Posted by: Sam Ford | July 30, 2008 at 09:44 AM
I wholeheartedly agree that language should and does evolve over time. I also agree that emoticons are not to blame - entirely. Emoticons are merely one of the many crutches used by a generation losing touch with the essence of structured and effective communication, both written and verbal.
I also agree that typical daily communication should not have to be formal. Using formal speech in some instances borders on being ridiculous. The problem, as I touched on above, is in our evolution. By nature, repetition (practice) is one of the core mechanisms through which we learn. Constant use of shorthand, emoticons, abbreviations and the like becomes ingrained in our minds. "Practice makes perfect" and this informal communication becomes commonplace. As illustrated by the Journal article that prompted this post, eventually people can no longer identify the appropriate time and place for informal web speak.

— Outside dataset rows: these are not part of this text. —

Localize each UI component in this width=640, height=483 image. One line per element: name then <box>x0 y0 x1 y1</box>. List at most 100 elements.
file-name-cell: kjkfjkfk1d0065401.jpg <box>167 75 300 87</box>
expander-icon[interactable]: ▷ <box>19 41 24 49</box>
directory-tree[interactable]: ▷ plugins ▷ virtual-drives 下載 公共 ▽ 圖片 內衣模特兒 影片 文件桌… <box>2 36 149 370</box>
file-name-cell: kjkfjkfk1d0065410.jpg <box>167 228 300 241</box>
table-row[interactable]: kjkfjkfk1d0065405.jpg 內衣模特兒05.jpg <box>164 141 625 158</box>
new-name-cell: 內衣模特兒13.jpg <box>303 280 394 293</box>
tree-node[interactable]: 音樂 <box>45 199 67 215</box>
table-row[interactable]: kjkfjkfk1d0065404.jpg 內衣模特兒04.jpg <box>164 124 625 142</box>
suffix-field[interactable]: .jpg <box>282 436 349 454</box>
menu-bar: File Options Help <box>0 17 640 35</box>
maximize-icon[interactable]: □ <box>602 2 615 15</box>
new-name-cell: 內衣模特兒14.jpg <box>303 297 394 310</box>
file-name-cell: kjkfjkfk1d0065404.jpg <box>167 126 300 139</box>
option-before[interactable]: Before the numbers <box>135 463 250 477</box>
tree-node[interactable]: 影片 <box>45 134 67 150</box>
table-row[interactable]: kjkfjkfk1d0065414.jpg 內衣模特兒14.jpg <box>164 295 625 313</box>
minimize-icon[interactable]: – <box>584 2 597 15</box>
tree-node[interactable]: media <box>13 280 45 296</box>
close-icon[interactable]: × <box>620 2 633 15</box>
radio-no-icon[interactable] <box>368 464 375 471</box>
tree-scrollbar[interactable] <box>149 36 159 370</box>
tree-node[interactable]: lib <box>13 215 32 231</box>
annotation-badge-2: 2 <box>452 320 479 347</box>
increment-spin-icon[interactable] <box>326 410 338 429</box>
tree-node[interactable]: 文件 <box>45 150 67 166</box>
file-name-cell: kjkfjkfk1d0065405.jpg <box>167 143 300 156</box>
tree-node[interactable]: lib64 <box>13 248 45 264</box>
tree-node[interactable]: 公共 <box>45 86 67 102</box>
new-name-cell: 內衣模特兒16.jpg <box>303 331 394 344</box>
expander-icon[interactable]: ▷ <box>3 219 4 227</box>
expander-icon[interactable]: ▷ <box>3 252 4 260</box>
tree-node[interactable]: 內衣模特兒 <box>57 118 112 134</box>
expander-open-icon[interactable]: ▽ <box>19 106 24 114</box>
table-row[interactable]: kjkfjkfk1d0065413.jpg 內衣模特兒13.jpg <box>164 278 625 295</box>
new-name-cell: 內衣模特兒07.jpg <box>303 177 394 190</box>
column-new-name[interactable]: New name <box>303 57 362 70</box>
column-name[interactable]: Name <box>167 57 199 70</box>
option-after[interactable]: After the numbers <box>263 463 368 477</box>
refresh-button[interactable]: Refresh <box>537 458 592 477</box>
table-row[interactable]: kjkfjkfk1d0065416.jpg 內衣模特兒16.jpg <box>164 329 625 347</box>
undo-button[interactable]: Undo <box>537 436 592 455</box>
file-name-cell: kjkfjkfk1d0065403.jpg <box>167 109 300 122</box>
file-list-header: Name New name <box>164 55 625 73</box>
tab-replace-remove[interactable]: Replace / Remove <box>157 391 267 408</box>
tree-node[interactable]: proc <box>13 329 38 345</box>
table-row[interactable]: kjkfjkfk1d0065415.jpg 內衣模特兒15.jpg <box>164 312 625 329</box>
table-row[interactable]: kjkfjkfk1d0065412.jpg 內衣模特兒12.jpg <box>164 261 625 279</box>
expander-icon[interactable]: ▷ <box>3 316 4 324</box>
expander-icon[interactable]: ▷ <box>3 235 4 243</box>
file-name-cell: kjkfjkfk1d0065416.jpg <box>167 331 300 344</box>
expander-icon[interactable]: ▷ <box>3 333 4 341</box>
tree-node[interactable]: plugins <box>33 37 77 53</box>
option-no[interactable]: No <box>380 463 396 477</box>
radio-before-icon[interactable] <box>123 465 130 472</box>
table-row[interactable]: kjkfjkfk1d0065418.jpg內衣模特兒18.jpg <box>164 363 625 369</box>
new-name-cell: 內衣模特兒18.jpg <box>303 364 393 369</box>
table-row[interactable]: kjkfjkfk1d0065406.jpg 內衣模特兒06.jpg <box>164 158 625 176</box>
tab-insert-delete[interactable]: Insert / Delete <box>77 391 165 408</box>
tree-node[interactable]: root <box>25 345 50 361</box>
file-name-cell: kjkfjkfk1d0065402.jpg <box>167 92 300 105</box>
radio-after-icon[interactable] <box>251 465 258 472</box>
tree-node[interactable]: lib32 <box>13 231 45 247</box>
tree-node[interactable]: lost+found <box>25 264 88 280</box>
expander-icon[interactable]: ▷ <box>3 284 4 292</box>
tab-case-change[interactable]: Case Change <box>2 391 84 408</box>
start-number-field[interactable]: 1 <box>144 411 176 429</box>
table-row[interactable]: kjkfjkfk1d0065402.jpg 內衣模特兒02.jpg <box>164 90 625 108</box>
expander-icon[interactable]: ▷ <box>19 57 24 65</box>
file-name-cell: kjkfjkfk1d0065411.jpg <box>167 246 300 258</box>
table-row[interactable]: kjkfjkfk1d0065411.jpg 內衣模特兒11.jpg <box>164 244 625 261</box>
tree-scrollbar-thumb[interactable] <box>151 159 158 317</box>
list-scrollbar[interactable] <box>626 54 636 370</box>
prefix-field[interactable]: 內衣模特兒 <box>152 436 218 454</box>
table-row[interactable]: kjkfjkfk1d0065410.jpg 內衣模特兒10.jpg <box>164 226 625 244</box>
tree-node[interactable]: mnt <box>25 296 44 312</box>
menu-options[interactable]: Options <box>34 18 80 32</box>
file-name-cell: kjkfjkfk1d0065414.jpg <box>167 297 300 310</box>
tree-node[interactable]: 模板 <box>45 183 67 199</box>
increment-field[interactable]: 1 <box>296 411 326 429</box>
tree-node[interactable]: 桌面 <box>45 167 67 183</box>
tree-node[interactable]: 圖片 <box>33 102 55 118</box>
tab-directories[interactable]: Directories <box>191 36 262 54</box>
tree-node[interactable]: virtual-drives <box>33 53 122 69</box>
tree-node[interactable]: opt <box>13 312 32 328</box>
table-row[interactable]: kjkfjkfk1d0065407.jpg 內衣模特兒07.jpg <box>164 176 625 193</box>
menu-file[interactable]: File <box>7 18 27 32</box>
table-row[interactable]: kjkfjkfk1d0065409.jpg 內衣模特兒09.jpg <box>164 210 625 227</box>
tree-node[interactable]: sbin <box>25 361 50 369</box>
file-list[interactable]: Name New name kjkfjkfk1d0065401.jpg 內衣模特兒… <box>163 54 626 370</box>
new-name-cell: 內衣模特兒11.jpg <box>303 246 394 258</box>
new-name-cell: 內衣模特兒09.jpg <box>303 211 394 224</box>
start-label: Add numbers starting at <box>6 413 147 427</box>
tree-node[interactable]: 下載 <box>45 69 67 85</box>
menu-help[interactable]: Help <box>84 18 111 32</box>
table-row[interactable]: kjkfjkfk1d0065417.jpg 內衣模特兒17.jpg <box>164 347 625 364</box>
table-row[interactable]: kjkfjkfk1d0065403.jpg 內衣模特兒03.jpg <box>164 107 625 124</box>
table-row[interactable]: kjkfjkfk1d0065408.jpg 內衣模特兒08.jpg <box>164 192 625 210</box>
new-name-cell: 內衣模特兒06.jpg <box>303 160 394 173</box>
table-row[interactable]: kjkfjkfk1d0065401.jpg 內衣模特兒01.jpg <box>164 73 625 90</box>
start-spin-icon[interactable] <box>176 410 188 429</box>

It would be hard to argue that neologism has not taken a turn for the worst of late. This trend is completely within our control but many simply don't care to control it. It is not cultural and it most certainly is not tied to quality of education in my opinion. Consider me an example. I spent five years in a private school that was little more than a playground for the children of movie producers and "Masters of the Universe". I then attended an audio engineering school and exclusively studied recording, production and the music business. Hardly Ivy League.
Fast forward nine years and I now make a living with the written word. Marketing, business development, copywriting, product development and even blogging; I have been quite successful in fact. How have I achieved success? I learn as much as I can as often as I can, I treat people with courtesy and respect, I help people whenever possible and I use common sense. I hardly succeed in everything I do but I never walk away from a failure until I have learned everything I possibly can from the situation.
Many of these concepts are lost on the TXT generation. Is it the fault of emoticons? Of course not. In my humble opinion however, they are most certainly a symptom of the disease.
Posted by: Zach | July 30, 2008 at 10:10 PM
I'm always glad to hear stories of people who have built on their success by learning from failure. I think it's one of the secrets to success that people easily forget, in their effort to emphasize their strengths and hide their weaknesses. If you acknowledge a weakness as being unable to correct, there's no way to overcome it.
That's one of the problems, perhaps, with the frustration of people using informal language outside of its proper place, but the jury's still out on whether any of these problems are systemic of the current generation. It may manifest itself in different ways, especially as modes of communications change, but I'd assume that most of the problems you're articulating were said of previous generations, albeit in different ways. (Attire is too casual; no respect for tradition; language is too informal; shorter attention spans; etc.)
I completely agree with you regarding neologisms, primarily because these aren't a symptom; they're a problem. It's not that the people using them are any smarter or dumber for it, but rather it's become "in" to coin new words at the drop of a hat, rather than use the words our language already has. Part of the problem is that we've rewarded people by citing them with their new term, so that we've set the stage to encourage people to brand every semi-original idea (or even wholly unoriginal idea in some cases) with a new word to articulate it. And that just proliferates the world with more jargon, creating a tower of Babel like situation where no group can understand the other.